Bail Act 1898
- Parliament of the United Kingdom
- Long title: An Act to amend the law with respect to Bail.
- Citation: 61 & 62 Vict. c. 7
- Territorial extent: United Kingdom

Dates
- Royal assent: 23 May 1898
- Commencement: 23 May 1898
- Repealed: 1 January 1953

Other legislation
- Amends: Indictable Offences Act 1848
- Repealed by: Magistrates' Courts Act 1952

Status: Repealed

Text of statute as originally enacted

= Bail Act 1898 =

Act of the Parliament of the United Kingdom

The Bail Act 1898 (61 & 62 Vict. c. 7) was an act of the Parliament of the United Kingdom.

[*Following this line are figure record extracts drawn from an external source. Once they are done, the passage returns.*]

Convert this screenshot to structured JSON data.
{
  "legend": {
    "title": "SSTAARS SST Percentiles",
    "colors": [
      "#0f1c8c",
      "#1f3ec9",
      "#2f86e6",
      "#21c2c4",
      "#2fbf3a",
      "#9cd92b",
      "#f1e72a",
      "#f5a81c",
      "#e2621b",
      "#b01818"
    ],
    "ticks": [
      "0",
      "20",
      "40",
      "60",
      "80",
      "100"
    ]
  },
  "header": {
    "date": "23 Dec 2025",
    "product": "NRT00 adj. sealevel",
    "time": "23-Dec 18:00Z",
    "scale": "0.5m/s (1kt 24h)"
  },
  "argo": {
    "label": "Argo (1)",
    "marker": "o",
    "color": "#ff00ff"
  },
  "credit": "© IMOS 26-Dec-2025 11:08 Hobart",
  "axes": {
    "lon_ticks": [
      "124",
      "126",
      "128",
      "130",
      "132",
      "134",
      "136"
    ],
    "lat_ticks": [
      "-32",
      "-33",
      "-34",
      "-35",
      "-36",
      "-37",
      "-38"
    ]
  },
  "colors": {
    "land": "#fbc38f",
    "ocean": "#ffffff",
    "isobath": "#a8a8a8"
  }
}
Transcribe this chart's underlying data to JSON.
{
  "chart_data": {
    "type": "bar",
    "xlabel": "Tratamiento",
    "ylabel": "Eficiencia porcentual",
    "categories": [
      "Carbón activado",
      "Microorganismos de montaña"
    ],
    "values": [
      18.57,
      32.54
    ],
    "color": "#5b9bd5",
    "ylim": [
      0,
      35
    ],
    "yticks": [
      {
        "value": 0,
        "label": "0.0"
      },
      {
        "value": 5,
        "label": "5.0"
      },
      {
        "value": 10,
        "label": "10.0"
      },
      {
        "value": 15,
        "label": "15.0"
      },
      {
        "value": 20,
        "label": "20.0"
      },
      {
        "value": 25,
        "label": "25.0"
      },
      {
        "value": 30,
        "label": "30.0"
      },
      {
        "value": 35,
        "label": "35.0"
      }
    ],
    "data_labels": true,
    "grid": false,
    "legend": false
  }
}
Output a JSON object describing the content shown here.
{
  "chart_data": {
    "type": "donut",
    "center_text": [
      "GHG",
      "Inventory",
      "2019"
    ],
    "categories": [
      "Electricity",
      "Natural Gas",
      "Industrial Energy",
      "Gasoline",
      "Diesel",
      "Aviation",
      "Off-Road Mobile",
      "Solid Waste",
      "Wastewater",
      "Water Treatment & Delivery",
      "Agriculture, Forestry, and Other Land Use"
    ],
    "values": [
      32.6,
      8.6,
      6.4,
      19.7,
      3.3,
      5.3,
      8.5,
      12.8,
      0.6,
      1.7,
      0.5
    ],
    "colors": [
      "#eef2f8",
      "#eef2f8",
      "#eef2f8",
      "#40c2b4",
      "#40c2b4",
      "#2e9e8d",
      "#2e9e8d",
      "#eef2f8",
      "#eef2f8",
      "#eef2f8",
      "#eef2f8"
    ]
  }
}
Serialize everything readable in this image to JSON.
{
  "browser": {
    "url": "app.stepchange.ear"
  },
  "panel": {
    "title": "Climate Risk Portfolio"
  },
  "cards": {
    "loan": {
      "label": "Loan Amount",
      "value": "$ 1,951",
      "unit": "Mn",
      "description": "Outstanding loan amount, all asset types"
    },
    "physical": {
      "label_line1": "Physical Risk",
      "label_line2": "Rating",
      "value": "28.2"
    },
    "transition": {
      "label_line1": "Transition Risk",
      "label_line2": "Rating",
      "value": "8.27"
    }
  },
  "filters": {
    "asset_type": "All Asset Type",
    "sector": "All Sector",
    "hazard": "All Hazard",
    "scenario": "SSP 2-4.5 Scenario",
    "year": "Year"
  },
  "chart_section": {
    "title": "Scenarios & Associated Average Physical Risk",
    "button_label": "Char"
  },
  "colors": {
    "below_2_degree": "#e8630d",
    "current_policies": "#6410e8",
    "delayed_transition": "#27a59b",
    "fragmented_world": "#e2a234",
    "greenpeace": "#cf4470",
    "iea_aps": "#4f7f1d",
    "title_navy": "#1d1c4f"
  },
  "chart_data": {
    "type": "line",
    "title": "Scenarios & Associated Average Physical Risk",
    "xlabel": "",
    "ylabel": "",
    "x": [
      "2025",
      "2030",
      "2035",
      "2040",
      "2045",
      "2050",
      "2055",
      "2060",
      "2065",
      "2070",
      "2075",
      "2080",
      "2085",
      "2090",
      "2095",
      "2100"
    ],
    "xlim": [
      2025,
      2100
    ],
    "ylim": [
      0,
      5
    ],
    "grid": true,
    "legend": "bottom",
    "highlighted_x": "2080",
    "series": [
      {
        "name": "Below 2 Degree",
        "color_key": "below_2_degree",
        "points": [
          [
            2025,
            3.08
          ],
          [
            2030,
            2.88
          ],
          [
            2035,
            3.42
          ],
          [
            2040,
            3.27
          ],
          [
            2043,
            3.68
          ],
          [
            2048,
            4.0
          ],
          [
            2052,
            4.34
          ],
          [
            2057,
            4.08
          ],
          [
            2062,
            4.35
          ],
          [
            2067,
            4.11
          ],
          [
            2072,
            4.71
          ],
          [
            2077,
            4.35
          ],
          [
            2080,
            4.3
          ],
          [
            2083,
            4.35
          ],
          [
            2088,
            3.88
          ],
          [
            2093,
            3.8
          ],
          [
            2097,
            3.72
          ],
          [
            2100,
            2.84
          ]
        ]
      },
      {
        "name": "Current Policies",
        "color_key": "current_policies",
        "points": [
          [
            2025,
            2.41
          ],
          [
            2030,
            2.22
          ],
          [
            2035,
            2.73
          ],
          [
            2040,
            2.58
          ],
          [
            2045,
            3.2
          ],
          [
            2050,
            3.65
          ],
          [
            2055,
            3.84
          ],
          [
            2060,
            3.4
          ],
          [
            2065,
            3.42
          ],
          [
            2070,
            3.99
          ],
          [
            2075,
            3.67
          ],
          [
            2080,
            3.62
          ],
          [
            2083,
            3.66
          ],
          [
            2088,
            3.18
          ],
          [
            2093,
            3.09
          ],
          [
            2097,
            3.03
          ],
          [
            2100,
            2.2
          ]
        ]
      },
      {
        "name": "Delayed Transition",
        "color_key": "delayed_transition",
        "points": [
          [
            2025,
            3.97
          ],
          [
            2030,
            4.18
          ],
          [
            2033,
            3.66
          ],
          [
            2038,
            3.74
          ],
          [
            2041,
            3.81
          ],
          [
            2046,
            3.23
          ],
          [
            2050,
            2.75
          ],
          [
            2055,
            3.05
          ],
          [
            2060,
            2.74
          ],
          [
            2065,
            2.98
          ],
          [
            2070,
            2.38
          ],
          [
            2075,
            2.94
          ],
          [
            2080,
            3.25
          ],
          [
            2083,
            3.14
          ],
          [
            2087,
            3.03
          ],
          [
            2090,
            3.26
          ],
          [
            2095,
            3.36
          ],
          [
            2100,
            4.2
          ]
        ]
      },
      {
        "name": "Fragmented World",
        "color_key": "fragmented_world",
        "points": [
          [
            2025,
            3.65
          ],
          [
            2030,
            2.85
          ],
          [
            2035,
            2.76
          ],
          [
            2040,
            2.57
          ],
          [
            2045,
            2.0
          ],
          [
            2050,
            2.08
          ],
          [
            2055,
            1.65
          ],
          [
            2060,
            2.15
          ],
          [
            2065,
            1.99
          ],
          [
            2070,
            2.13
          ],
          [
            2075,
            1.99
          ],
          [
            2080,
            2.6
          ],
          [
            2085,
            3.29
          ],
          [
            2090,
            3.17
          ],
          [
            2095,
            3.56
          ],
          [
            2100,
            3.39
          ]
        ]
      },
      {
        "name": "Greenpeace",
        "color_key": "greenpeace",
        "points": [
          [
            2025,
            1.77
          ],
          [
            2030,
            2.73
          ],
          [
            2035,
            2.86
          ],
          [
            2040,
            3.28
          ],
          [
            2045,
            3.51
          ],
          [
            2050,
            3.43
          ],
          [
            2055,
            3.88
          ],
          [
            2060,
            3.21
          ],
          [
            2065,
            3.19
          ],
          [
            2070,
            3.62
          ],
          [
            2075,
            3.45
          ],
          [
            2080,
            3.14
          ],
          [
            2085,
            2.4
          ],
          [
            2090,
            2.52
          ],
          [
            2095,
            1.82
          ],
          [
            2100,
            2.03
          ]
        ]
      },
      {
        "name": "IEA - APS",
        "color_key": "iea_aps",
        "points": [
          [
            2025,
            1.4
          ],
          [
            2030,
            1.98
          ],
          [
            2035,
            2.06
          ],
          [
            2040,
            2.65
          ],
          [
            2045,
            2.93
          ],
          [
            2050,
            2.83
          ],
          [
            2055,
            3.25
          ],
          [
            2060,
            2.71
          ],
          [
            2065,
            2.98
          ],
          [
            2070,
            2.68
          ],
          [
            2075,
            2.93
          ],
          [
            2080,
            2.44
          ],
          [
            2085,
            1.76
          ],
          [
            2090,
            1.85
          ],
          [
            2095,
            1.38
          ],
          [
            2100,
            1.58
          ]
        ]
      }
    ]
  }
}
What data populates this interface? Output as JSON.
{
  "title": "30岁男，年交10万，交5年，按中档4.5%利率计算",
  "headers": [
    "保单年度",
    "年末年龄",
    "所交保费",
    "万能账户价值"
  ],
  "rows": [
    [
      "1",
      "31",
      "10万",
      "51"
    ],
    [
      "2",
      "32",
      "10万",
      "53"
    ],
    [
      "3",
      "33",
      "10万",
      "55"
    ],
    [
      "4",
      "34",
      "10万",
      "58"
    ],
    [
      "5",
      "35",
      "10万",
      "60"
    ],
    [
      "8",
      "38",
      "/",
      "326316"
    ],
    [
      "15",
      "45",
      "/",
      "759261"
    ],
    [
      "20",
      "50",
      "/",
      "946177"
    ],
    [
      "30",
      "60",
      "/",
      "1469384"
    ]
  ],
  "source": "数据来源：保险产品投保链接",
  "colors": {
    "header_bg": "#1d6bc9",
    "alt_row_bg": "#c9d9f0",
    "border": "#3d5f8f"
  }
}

It amended the Indictable Offences Act 1848 (11 & 12 Vict. c. 42), which gave justices the power to give bail on sureties, to allow the justices to dispense with the need for sureties if they felt that doing so would not "tend to defeat the ends of justice"; this prevented the unhelpful situation where someone who was at no risk of absconding was kept imprisoned for long periods of time because they could not find the wherewithal to post bail.

== Subsequent developments ==
The whole act was repealed by section 132(1) of, and the sixth schedule to, the Magistrates' Courts Act 1952. (15 & 16 Geo. 6 & 1 Eliz. 2. c. 55), which came into force on 1 June 1953.